29

2.2K 239 62
                                    

Embun berada di kamar sampai siang hari, dia merasakan perutnya tidak nyaman. Seperti ada bagian yang tertarik di dalam sana. Ini berbeda dengan kehamilannya yang pertama. Embun takut, dia ingin memeriksakan diri tapi sangat ingin Tiyo juga menemani. Tubuhnya seakan enggan diajak bekerja sama meski hanya untuk ke dokter kandungan jika tanpa Tiyo.

Dia masuk ke kamar mandi. Melihat pantulan dirinya yang acak acakan. Sepeninggal Tiyo tadi berjam jam Embun hanya menangis. Seperti Tiyo tidak akan kembali.

Padahal jika Embun pikirkan lagi, bukankah dia sudah sering tiba tiba ditinggal pergi suaminya bahkan ditinggal setelah malamnya bercinta berjam-jam lamanya? Bukankah Tiyo memang seperti itu? Embun melepas kaos Tiyo yang dia kenakan. Melihat jika dia memang agak kurus, tapi perutnya yang semula rata jadi agak cembung sekarang. Embun mengelusnya, tepat di bagian yang sedikit menonjol, rasa tidak nyaman itu ada di dalam sana.

Menarik nafas panjang kemudian dia hempaskan. Embun sadar jika kesabarannya sedang diuji.
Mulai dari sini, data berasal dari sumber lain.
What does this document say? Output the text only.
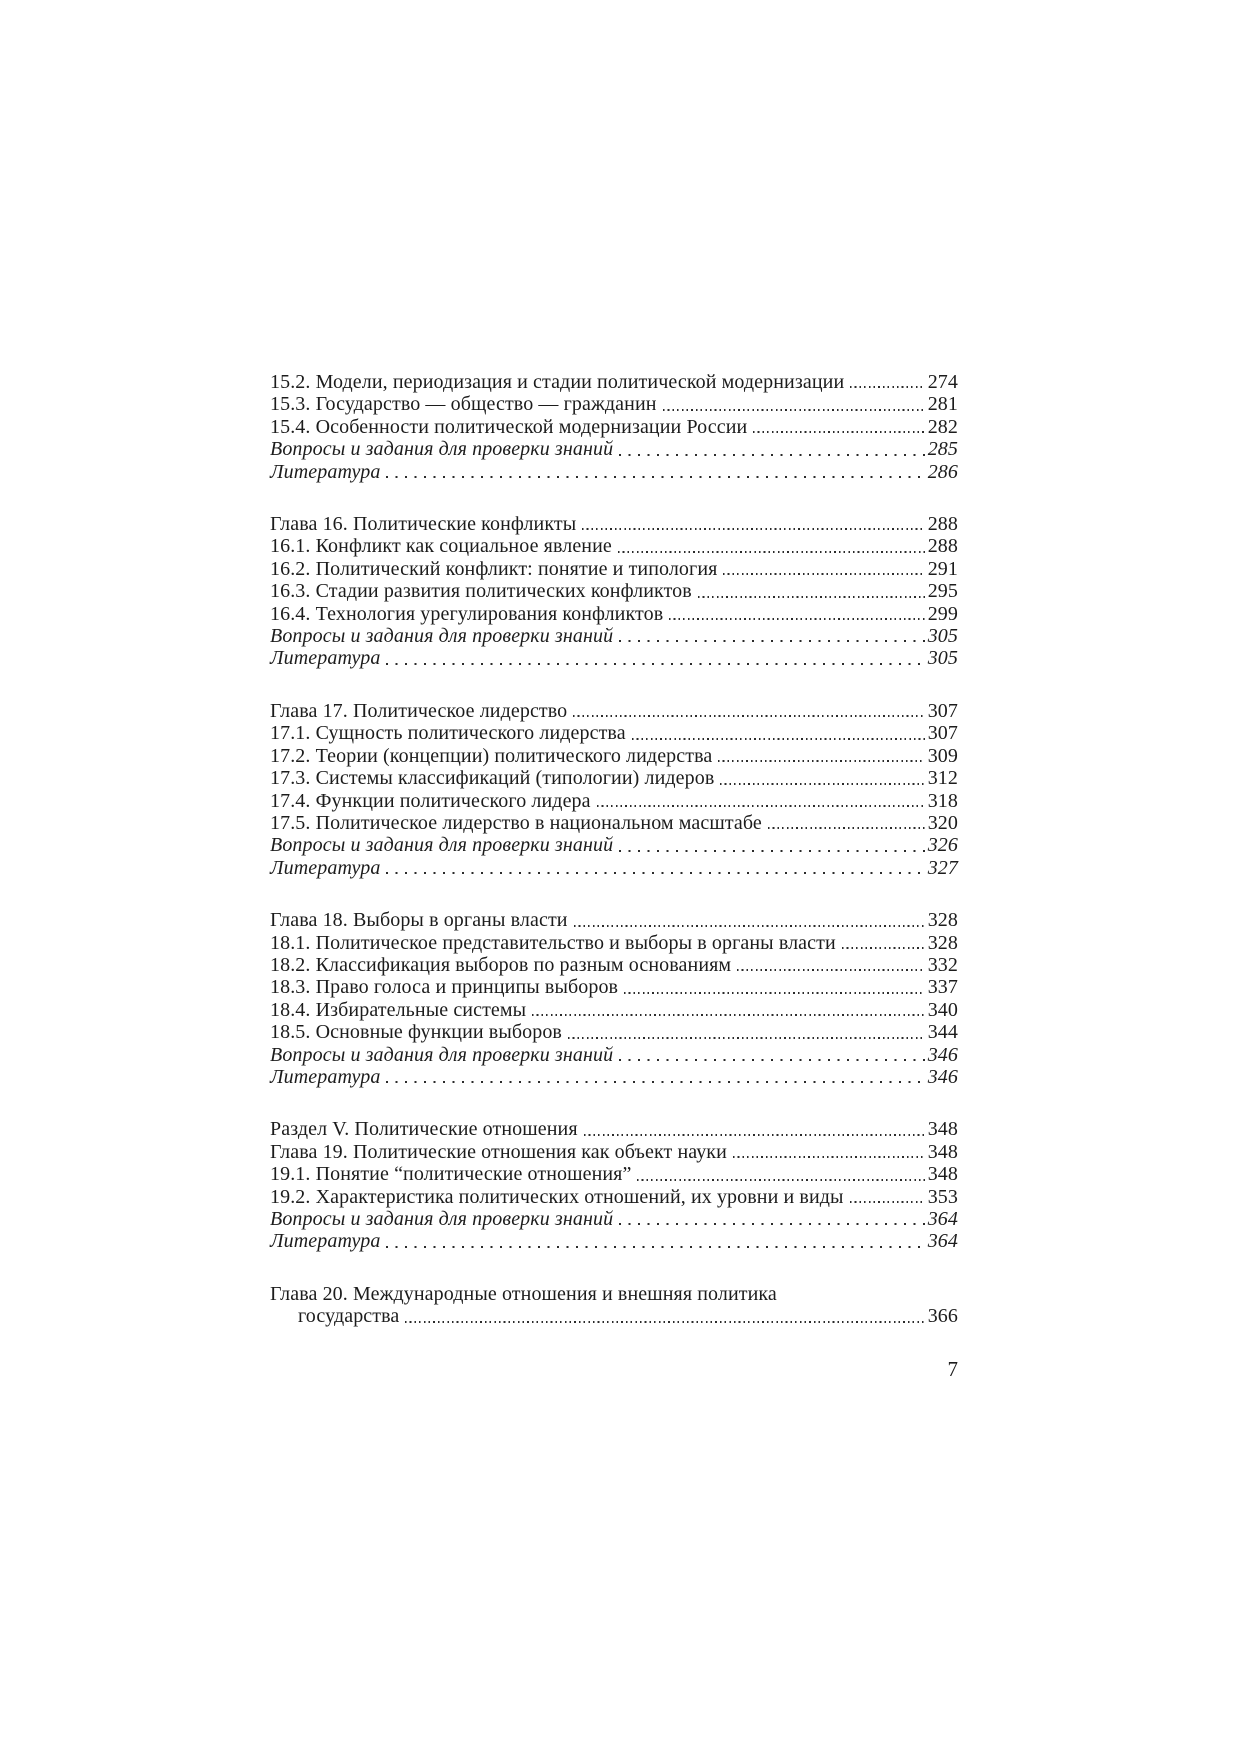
15.2. Модели, периодизация и стадии политической модернизации	274
15.3. Государство — общество — гражданин	281
15.4. Особенности политической модернизации России	282
Вопросы и задания для проверки знаний	285
Литература	286
Глава 16. Политические конфликты	288
16.1. Конфликт как социальное явление	288
16.2. Политический конфликт: понятие и типология	291
16.3. Стадии развития политических конфликтов	295
16.4. Технология урегулирования конфликтов	299
Вопросы и задания для проверки знаний	305
Литература	305
Глава 17. Политическое лидерство	307
17.1. Сущность политического лидерства	307
17.2. Теории (концепции) политического лидерства	309
17.3. Системы классификаций (типологии) лидеров	312
17.4. Функции политического лидера	318
17.5. Политическое лидерство в национальном масштабе	320
Вопросы и задания для проверки знаний	326
Литература	327
Глава 18. Выборы в органы власти	328
18.1. Политическое представительство и выборы в органы власти	328
18.2. Классификация выборов по разным основаниям	332
18.3. Право голоса и принципы выборов	337
18.4. Избирательные системы	340
18.5. Основные функции выборов	344
Вопросы и задания для проверки знаний	346
Литература	346
Раздел V. Политические отношения	348
Глава 19. Политические отношения как объект науки	348
19.1. Понятие “политические отношения”	348
19.2. Характеристика политических отношений, их уровни и виды	353
Вопросы и задания для проверки знаний	364
Литература	364
Глава 20. Международные отношения и внешняя политика
государства	366
7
Dia menyayangi suaminya… sangat. Dan dia dituntut untuk terus sabar dengan segala keadaan ini. Meski berat. Meski hanya untuk mengatakan jika dia hamil pun tak sempat. Embun duduk di kloset, lantainya seakan bergoyang jika dia berdiri terlalu lama. Sudut matanya basah, ingin mengadu pada suaminya jika perutnya tidak nyaman sekarang… tubuhnya lemas dan dia sulit makan… tapi toh Embun hanya bisa menelan semua keluhnya sendiri.

Embun memesan sebuah taksi dan hendak pergi ke dokter kandungan. Dia memilih tempat praktek seorang bidan yang jauh dari kata mewah. Hanya beberapa ibu hamil yang ditemani suaminya yang duduk menunggu antrian. Jika informasi rumah sakitnya pernah bocor di kehamilan pertamanya, kali ini Embun lebih menjaga kehamilannya agar tidak diketahui siapapun apalagi sampai Billy dan Arka tau. Tapi jika mengingat Tiyo bahkan belum tau, hati Embun kembali sedih.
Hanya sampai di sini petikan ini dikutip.